İSTEMİN_KONUSU : … İdare Mahkemesi’nin … tarih ve E:…, K:… sayılı kararının temyizen incelenerek bozulması istenilmektedir.

YARGILAMA SÜRECİ :
Dava konusu istem: Davacı şirkete ait “…” logosu ile yayın yapan televizyon kanalında, 11/02/2009 tarihinde, saat 18:50’de yayınlanan “…” 3984 sayılı Kanun’un 4. maddesinin (f) bendinde belirlenen “Özel hayatın gizliliğine saygılı olunması” kuralının tekraren ihlâlinden bahisle, davacı şirkete bir kez program durdurma yaptırımı uygulanmasına ilişkin Radyo ve Televizyon Üst Kurulu’nun (Kurul) 19/01/2011 tarih ve 2011/03 sayılı toplantısında alınan 13 nolu kararının iptali istenilmiştir.
İlk Derece Mahkemesi kararının özeti: … İdare Mahkemesi’nce Dairemizin … tarih ve E:…, K:… sayılı bozma kararına uyularak verilen kararda; mülga 3984 sayılı Kanun’un dava konusu işlemin tesisinde dayanak alınan maddelerinin daha sonra yürürlüğe giren 6112 sayılı Kanun’da da yer aldığı, ancak, özel hayatın gizliliğine saygılı olunması kuralının tekraren ihlâl edilmesi hâlinde mülga 3984 sayılı Kanun’da yayın durdurma cezası verilebileceği öngörülmüşken, 6112 sayılı Kanun’da söz konusu ihlâl için “uyarma” ve tekrarı hâlinde “idarî para cezası” verileceğinin düzenlendiği, olayda her ne kadar özel hayatın gizliliği ilkesinin ihlâl edildiği sabit ise de dava konusu “yayın durdurma” yaptırımının dayanağı olan Kanun maddesi yürürlükten kaldırıldığından ve daha sonra yürürlüğe giren 6112 sayılı Kanun’da söz konusu ihlâl için “yayın durdurma” gibi niteliği itibarıyla daha ağır bir cezanın öngörülmediği, cezanın takdirinde lehe olan kanun kuralının uygulanması ilkesi gereğince dava konusu işlemde hukuka uygunluk bulunmadığı sonucuna varılmıştır.
Belirtilen gerekçelerle hukuka aykırı bulunan dava konusu işlemin iptaline karar verilmiştir.
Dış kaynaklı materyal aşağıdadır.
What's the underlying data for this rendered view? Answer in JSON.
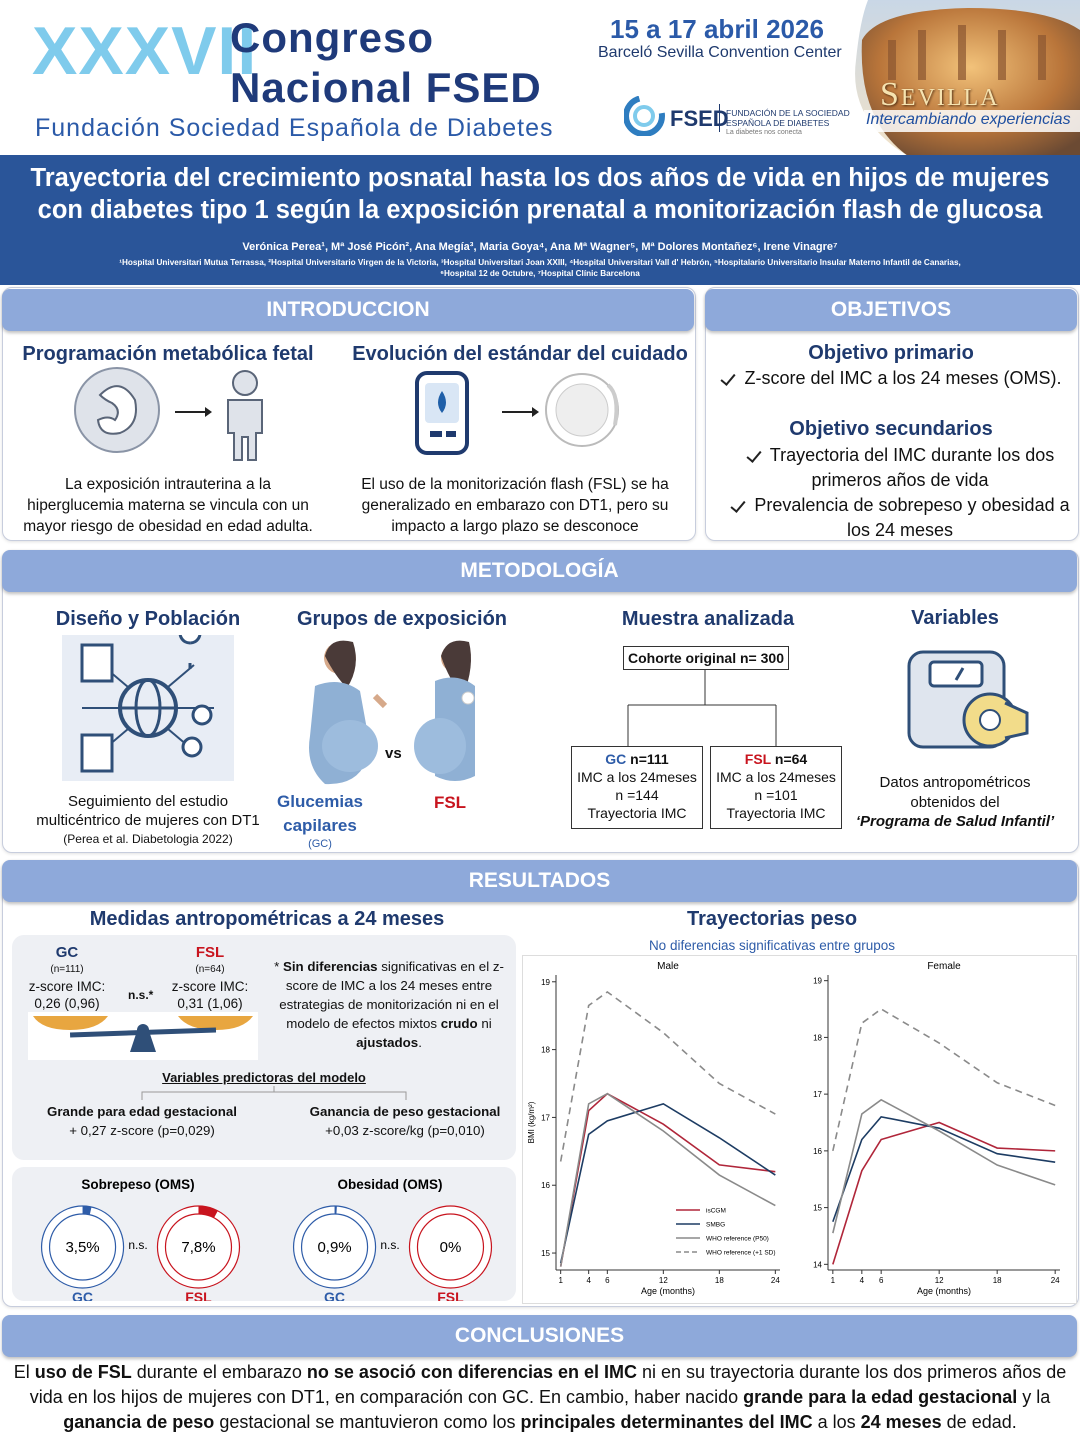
{
  "header": {
    "edition": "XXXVII",
    "congress_line1": "Congreso",
    "congress_line2": "Nacional FSED",
    "foundation": "Fundación Sociedad Española de Diabetes",
    "dates": "15 a 17 abril 2026",
    "venue": "Barceló Sevilla Convention Center",
    "logo_acronym": "FSED",
    "logo_line1": "FUNDACIÓN DE LA SOCIEDAD",
    "logo_line2": "ESPAÑOLA DE DIABETES",
    "logo_tagline": "La diabetes nos conecta",
    "city": "Sevilla",
    "city_tagline": "Intercambiando experiencias"
  },
  "title": {
    "lines": [
      "Trayectoria del crecimiento posnatal hasta los dos años de vida en hijos de mujeres",
      "con diabetes tipo 1 según la exposición prenatal a monitorización flash de glucosa"
    ],
    "authors": "Verónica Perea¹, Mª José Picón², Ana Megía³, Maria Goya⁴, Ana Mª Wagner⁵,  Mª Dolores Montañez⁶, Irene Vinagre⁷",
    "affiliations": [
      "¹Hospital Universitari Mutua Terrassa, ²Hospital Universitario Virgen de la Victoria, ³Hospital Universitari Joan XXIII, ⁴Hospital Universitari Vall d' Hebrón, ⁵Hospitalario Universitario Insular Materno Infantil de Canarias,",
      "⁶Hospital 12 de Octubre, ⁷Hospital Clínic Barcelona"
    ]
  },
  "introduction": {
    "heading": "INTRODUCCION",
    "left_title": "Programación metabólica fetal",
    "left_text": "La exposición intrauterina a la hiperglucemia materna se vincula con un mayor riesgo de obesidad en edad adulta.",
    "right_title": "Evolución del estándar del cuidado",
    "right_text": "El uso de la monitorización flash (FSL) se ha generalizado en embarazo con DT1, pero su impacto a largo plazo se desconoce"
  },
  "objectives": {
    "heading": "OBJETIVOS",
    "primary_title": "Objetivo primario",
    "primary_items": [
      "Z-score del IMC a los 24 meses (OMS)."
    ],
    "secondary_title": "Objetivo secundarios",
    "secondary_items": [
      "Trayectoria del IMC durante los dos primeros años de vida",
      "Prevalencia de sobrepeso y obesidad a los 24 meses"
    ]
  },
  "methods": {
    "heading": "METODOLOGÍA",
    "design_title": "Diseño y Población",
    "design_text": "Seguimiento del estudio multicéntrico de mujeres con DT1",
    "design_reference": "(Perea et al. Diabetologia 2022)",
    "groups_title": "Grupos de exposición",
    "versus": "vs",
    "group_gc": "Glucemias capilares",
    "group_gc_abbr": "(GC)",
    "group_fsl": "FSL",
    "sample_title": "Muestra analizada",
    "cohort": "Cohorte original n= 300",
    "gc_box": {
      "group": "GC",
      "n": "n=111",
      "lines": [
        "IMC a los 24meses",
        "n =144",
        "Trayectoria IMC"
      ]
    },
    "fsl_box": {
      "group": "FSL",
      "n": "n=64",
      "lines": [
        "IMC a los 24meses",
        "n =101",
        "Trayectoria IMC"
      ]
    },
    "variables_title": "Variables",
    "variables_text": "Datos antropométricos obtenidos del",
    "variables_source": "‘Programa de Salud Infantil’"
  },
  "results": {
    "heading": "RESULTADOS",
    "measures_title": "Medidas antropométricas a 24 meses",
    "gc": {
      "label": "GC",
      "n": "(n=111)",
      "metric": "z-score IMC:",
      "value": "0,26 (0,96)"
    },
    "fsl": {
      "label": "FSL",
      "n": "(n=64)",
      "metric": "z-score IMC:",
      "value": "0,31 (1,06)"
    },
    "comparison": "n.s.*",
    "note_segments": [
      {
        "text": "* "
      },
      {
        "text": "Sin diferencias",
        "bold": true
      },
      {
        "text": " significativas en el z-score de IMC  a los 24 meses entre estrategias de monitorización ni en el modelo de efectos mixtos "
      },
      {
        "text": "crudo",
        "bold": true
      },
      {
        "text": " ni "
      },
      {
        "text": "ajustados",
        "bold": true
      },
      {
        "text": "."
      }
    ],
    "predictors_title": "Variables predictoras del modelo",
    "predictors": [
      {
        "name": "Grande para edad gestacional",
        "effect": "+ 0,27 z-score (p=0,029)"
      },
      {
        "name": "Ganancia de peso gestacional",
        "effect": "+0,03 z-score/kg (p=0,010)"
      }
    ],
    "trajectories_title": "Trayectorias peso",
    "trajectories_note": "No diferencias significativas entre grupos"
  },
  "chart_data": [
    {
      "type": "line",
      "title": "Male",
      "xlabel": "Age (months)",
      "ylabel": "BMI (kg/m²)",
      "x": [
        1,
        4,
        6,
        12,
        18,
        24
      ],
      "xlim": [
        0.5,
        24.5
      ],
      "xticks": [
        1,
        4,
        6,
        12,
        18,
        24
      ],
      "ylim": [
        14.75,
        19.1
      ],
      "yticks": [
        15,
        16,
        17,
        18,
        19
      ],
      "legend": "lower right",
      "series": [
        {
          "name": "isCGM",
          "color": "#b0263a",
          "values": [
            14.8,
            17.1,
            17.35,
            16.9,
            16.3,
            16.2
          ]
        },
        {
          "name": "SMBG",
          "color": "#1d3c63",
          "values": [
            14.85,
            16.75,
            16.95,
            17.2,
            16.7,
            16.15
          ]
        },
        {
          "name": "WHO reference (P50)",
          "color": "#8a8a8a",
          "values": [
            14.8,
            17.2,
            17.35,
            16.8,
            16.15,
            15.7
          ]
        },
        {
          "name": "WHO reference (+1 SD)",
          "color": "#8a8a8a",
          "dashed": true,
          "values": [
            16.35,
            18.65,
            18.85,
            18.25,
            17.5,
            17.05
          ]
        }
      ]
    },
    {
      "type": "line",
      "title": "Female",
      "xlabel": "Age (months)",
      "x": [
        1,
        4,
        6,
        12,
        18,
        24
      ],
      "xlim": [
        0.5,
        24.5
      ],
      "xticks": [
        1,
        4,
        6,
        12,
        18,
        24
      ],
      "ylim": [
        13.9,
        19.1
      ],
      "yticks": [
        14,
        15,
        16,
        17,
        18,
        19
      ],
      "series": [
        {
          "name": "isCGM",
          "color": "#b0263a",
          "values": [
            14.0,
            15.65,
            16.2,
            16.5,
            16.05,
            16.0
          ]
        },
        {
          "name": "SMBG",
          "color": "#1d3c63",
          "values": [
            14.75,
            16.2,
            16.6,
            16.4,
            15.95,
            15.8
          ]
        },
        {
          "name": "WHO reference (P50)",
          "color": "#8a8a8a",
          "values": [
            14.55,
            16.65,
            16.9,
            16.35,
            15.75,
            15.4
          ]
        },
        {
          "name": "WHO reference (+1 SD)",
          "color": "#8a8a8a",
          "dashed": true,
          "values": [
            16.0,
            18.25,
            18.5,
            17.9,
            17.2,
            16.8
          ]
        }
      ]
    },
    {
      "type": "donut",
      "title": "Sobrepeso (OMS)",
      "categories": [
        "GC",
        "FSL"
      ],
      "values": [
        3.5,
        7.8
      ],
      "value_labels": [
        "3,5%",
        "7,8%"
      ],
      "colors": [
        "#2e5ca8",
        "#c8141e"
      ],
      "annotation": "n.s."
    },
    {
      "type": "donut",
      "title": "Obesidad (OMS)",
      "categories": [
        "GC",
        "FSL"
      ],
      "values": [
        0.9,
        0
      ],
      "value_labels": [
        "0,9%",
        "0%"
      ],
      "colors": [
        "#2e5ca8",
        "#c8141e"
      ],
      "annotation": "n.s."
    }
  ],
  "conclusions": {
    "heading": "CONCLUSIONES",
    "segments": [
      {
        "text": "El "
      },
      {
        "text": "uso de FSL",
        "bold": true
      },
      {
        "text": " durante el embarazo "
      },
      {
        "text": "no se asoció con diferencias en el IMC",
        "bold": true
      },
      {
        "text": " ni en su trayectoria durante los dos primeros años de vida en los hijos de mujeres con DT1, en comparación con GC. En cambio, haber nacido "
      },
      {
        "text": "grande para la edad gestacional",
        "bold": true
      },
      {
        "text": " y la "
      },
      {
        "text": "ganancia de peso",
        "bold": true
      },
      {
        "text": " gestacional se mantuvieron como los "
      },
      {
        "text": "principales determinantes del IMC",
        "bold": true
      },
      {
        "text": " a los "
      },
      {
        "text": "24 meses",
        "bold": true
      },
      {
        "text": " de edad."
      }
    ]
  }
}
TEMYİZ EDENİN İDDİALARI : Davalı idare tarafından, dava konusu işlem ile uygulanan yaptırımın yayın durdurma değil, program durdurma cezası olduğu, idarî para cezasının program durdurma cezasından daha ağır bir yaptırım olduğu, Mahkeme kararının hukuk güvenliği ilkesine aykırı olduğu, mevzuata aykırılığı açıkça ortaya konulan fiile karşı Mahkeme kararı nedeniyle yaptırım uygulanamadığı ileri sürülmektedir.

KARŞI TARAFIN SAVUNMASI : Davacı tarafından, yerleşik yargı içtihatlarına göre lehe düzenleme yapılması durumunda ortaya çıkan yeni hukukî durumun dikkate alınması gerektiği, Mahkeme kararının hukuka uygun olduğu belirtilerek istemin reddi gerektiği savunulmuştur.

DANIŞTAY TETKİK HÂKİMİ …’IN DÜŞÜNCESİ : Temyiz isteminin reddi ile usul ve yasaya uygun olan İdare Mahkemesi kararının onanması gerektiği düşünülmektedir.

TÜRK MİLLETİ ADINA
Karar veren Danıştay Onüçüncü Dairesi’nce, Tetkik Hâkiminin açıklamaları dinlendikten ve dosyadaki belgeler incelendikten sonra gereği görüşüldü:

HUKUKİ DEĞERLENDİRME :
İdare ve vergi mahkemelerinin nihai kararlarının temyizen bozulması, 2577 sayılı İdari Yargılama Usulü Kanunu’nun 49. maddesinde yer alan sebeplerden birinin varlığı hâlinde mümkündür.
Temyizen incelenen karar usul ve hukuka uygun olup, dilekçede ileri sürülen temyiz nedenleri kararın bozulmasını gerektirecek nitelikte görülmemiştir.

KARAR SONUCU :
Açıklanan nedenlerle;
1. Davalının temyiz isteminin reddine,
2. Dava konusu işlemin iptali yolundaki … İdare Mahkemesi’nin … tarih ve E:…, K:… sayılı temyize konu kararında, 2577 sayılı İdari Yargılama Usulü Kanunu’nun 49. maddesinde sayılan bozma nedenlerinden hiçbirisi bulunmadığından anılan Mahkeme kararının ONANMASINA,
3. Temyiz giderlerinin istemde bulunan üzerinde bırakılmasına,
4. Dosyanın anılan Mahkeme’ye gönderilmesine,
5. 2577 sayılı Kanun’un Geçici 8. maddesi uyarınca, bu kararın tebliğ tarihini izleyen 15 (on beş) gün içerisinde kararın düzeltilmesi yolu açık olmak üzere, 23/12/2020 tarihinde oybirliğiyle karar verildi.